Queiroga foi ministro da Saúde do governo Bolsonaro Marcelo Camargo/Agência Brasil

O STF (Supremo Tribunal Federal) retoma nesta segunda-feira (26) as audiências do processo que julga o ex-presidente Jair Bolsonaro e outros sete aliados por tentativa de golpe de Estado e uma série de crimes relacionados a um plano de golpe militar depois das eleições de 2022. Dez testemunhas de defesa do general Augusto Heleno serão ouvidas.
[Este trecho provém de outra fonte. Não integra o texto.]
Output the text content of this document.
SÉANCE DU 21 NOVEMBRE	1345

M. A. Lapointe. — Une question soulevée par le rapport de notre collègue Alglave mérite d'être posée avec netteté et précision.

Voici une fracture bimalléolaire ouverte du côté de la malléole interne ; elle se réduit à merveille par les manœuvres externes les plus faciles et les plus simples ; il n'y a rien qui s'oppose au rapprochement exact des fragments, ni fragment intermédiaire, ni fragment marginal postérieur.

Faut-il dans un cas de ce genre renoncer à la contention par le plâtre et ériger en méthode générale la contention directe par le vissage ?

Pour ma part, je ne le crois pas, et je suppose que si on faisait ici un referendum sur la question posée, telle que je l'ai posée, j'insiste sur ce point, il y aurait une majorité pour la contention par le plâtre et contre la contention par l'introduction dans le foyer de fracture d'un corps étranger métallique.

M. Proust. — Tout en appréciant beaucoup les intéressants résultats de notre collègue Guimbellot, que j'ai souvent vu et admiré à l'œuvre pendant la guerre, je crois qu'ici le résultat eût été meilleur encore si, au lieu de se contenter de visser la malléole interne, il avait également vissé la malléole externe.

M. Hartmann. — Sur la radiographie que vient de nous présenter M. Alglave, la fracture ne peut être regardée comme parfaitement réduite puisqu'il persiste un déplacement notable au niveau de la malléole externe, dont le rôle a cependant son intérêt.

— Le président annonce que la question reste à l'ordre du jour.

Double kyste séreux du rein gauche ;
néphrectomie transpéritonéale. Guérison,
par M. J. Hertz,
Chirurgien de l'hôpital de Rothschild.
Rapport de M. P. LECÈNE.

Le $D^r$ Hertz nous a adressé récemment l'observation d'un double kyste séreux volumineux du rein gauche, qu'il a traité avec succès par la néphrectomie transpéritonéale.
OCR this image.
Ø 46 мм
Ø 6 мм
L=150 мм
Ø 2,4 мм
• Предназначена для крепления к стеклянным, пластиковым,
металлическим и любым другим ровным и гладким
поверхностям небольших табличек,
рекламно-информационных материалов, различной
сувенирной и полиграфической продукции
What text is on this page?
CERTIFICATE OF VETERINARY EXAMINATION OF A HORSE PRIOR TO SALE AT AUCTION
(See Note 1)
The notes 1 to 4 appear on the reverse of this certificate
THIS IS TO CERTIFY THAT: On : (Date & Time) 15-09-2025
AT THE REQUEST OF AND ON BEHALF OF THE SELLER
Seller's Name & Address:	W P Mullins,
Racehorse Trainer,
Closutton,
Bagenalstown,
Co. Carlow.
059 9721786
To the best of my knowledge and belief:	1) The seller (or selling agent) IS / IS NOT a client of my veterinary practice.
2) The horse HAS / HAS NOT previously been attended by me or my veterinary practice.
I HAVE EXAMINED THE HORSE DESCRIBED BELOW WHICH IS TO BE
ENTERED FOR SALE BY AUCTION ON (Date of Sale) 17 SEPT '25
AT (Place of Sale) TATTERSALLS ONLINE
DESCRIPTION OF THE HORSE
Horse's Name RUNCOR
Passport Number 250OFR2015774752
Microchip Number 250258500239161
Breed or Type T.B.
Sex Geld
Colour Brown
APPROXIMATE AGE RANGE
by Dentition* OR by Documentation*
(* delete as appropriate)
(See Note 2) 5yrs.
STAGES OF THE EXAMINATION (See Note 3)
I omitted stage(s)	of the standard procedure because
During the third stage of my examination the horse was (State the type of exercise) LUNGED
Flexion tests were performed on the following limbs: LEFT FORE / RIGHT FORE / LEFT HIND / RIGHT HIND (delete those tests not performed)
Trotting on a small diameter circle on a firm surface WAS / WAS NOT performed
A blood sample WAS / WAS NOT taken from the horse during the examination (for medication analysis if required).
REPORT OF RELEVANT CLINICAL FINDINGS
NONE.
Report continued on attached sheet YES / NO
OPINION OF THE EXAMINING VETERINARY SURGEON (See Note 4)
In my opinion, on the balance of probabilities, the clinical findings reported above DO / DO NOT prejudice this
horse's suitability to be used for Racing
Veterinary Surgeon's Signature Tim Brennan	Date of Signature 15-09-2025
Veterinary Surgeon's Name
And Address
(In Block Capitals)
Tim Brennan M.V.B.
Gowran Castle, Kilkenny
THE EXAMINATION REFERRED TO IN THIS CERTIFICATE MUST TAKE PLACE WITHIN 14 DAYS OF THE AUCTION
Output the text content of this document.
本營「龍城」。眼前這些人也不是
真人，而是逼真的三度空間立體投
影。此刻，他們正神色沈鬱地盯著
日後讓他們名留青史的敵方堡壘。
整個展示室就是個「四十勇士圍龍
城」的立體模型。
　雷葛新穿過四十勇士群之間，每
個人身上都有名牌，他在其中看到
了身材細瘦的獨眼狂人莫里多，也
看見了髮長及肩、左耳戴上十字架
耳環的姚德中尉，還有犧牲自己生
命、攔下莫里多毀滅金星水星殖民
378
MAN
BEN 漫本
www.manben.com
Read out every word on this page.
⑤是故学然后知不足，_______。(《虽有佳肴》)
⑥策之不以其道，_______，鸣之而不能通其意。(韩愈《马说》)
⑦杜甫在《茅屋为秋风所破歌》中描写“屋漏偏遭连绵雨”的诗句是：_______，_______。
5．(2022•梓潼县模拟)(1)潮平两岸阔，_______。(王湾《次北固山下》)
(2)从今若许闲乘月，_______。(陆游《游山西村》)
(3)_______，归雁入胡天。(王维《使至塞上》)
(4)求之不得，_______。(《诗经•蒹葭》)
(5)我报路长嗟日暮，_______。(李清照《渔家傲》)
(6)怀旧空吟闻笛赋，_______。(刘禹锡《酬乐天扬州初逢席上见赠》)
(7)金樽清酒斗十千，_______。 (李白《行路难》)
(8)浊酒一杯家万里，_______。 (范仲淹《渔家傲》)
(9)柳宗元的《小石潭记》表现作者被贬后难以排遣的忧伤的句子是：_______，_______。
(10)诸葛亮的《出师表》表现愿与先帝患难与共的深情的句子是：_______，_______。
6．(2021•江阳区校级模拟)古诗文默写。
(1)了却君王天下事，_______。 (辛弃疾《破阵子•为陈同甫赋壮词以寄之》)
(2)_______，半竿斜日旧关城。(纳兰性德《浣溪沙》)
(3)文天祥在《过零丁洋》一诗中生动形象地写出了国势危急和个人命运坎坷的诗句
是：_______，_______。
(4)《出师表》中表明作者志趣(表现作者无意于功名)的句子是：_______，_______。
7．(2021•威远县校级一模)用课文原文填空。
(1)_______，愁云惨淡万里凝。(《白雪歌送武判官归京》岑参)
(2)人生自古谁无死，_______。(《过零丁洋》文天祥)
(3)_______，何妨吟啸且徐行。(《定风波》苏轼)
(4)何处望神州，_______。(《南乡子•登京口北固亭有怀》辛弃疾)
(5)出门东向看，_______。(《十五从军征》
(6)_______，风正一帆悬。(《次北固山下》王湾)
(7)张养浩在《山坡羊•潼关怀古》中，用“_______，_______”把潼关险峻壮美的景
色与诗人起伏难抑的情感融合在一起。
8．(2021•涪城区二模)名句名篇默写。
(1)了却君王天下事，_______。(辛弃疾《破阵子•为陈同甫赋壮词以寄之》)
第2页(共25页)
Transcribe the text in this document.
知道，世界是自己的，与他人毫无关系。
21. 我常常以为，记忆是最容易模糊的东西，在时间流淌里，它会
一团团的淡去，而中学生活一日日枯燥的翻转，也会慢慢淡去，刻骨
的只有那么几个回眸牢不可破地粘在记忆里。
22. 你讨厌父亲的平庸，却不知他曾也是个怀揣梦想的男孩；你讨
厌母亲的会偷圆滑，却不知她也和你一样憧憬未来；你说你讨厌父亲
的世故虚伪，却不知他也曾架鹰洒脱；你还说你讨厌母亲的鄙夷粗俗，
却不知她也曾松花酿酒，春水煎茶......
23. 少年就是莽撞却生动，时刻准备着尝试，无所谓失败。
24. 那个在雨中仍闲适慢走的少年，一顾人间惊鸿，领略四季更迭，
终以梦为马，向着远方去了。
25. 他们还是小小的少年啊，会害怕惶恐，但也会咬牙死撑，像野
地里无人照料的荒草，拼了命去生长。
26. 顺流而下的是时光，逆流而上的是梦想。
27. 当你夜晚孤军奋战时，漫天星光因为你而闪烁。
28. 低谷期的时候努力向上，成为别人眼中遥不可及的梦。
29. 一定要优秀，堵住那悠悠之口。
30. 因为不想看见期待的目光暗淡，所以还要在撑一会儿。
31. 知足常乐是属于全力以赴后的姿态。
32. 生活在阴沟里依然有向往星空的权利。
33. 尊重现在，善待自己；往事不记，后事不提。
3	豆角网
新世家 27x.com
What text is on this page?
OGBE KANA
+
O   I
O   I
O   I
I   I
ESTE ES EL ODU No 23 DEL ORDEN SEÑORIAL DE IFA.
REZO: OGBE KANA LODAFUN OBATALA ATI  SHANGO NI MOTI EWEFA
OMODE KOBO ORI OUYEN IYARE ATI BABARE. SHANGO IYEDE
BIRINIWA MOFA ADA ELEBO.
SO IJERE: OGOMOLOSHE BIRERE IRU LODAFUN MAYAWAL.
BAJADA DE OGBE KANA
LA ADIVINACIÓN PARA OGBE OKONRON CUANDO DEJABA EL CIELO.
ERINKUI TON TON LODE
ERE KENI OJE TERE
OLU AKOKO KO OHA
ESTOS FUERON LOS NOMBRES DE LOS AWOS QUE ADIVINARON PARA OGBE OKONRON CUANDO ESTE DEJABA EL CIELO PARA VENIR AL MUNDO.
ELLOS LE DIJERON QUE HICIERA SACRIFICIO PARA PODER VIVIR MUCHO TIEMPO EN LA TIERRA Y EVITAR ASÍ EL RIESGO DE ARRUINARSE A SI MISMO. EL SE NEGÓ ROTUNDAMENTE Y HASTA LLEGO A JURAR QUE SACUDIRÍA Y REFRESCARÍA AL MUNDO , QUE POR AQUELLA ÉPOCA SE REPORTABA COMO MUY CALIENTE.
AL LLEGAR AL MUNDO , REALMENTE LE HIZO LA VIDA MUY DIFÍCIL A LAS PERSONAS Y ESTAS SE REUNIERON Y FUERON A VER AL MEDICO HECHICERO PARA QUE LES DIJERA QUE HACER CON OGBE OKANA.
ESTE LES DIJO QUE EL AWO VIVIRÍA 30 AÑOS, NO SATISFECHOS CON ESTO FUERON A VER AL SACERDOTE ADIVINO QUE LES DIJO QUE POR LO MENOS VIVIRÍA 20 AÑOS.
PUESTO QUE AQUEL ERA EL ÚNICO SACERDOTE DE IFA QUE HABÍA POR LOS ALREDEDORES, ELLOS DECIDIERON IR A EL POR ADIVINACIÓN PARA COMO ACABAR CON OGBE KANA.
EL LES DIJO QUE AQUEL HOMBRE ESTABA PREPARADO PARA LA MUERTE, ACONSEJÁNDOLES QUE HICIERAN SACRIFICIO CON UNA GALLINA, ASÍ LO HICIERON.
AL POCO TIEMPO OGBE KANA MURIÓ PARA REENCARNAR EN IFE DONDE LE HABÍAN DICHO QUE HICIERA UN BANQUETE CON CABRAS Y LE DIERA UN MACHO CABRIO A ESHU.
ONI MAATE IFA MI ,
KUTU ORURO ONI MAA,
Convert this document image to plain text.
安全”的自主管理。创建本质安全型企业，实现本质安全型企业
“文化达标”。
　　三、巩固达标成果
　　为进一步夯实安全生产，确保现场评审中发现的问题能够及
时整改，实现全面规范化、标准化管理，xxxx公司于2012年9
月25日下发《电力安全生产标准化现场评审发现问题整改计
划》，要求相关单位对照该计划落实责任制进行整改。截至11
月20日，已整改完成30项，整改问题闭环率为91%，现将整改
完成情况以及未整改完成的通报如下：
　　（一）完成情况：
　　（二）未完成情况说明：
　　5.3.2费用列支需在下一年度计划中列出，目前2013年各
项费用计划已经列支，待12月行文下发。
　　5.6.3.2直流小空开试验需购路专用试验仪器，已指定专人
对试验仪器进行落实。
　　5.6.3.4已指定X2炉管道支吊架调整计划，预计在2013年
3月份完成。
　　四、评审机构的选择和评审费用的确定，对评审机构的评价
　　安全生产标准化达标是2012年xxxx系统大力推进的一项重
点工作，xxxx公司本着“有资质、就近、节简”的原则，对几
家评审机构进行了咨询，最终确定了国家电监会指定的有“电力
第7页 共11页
Entre os nomeados pelo ex-ministro do GSI (Gabinete de Segurança Institucional), estão o general Carlos Penteado — secretário-executivo do GSI durante a invasão das sedes dos Três Poderes no 8 de Janeiro — e Marcelo Queiroga, ex-ministro da Saúde. Ambos aturaram durante o governo de Bolsonaro.

Queiroga também será ouvido como testemunha do ex-ministro da Defesa Walter Braga Netto. Ele foi o quarto ministro da Saúde de Bolsonaro, atuando a partir de março de 2021 até o fim do mandato do ex-presidente, em dezembro de 2022.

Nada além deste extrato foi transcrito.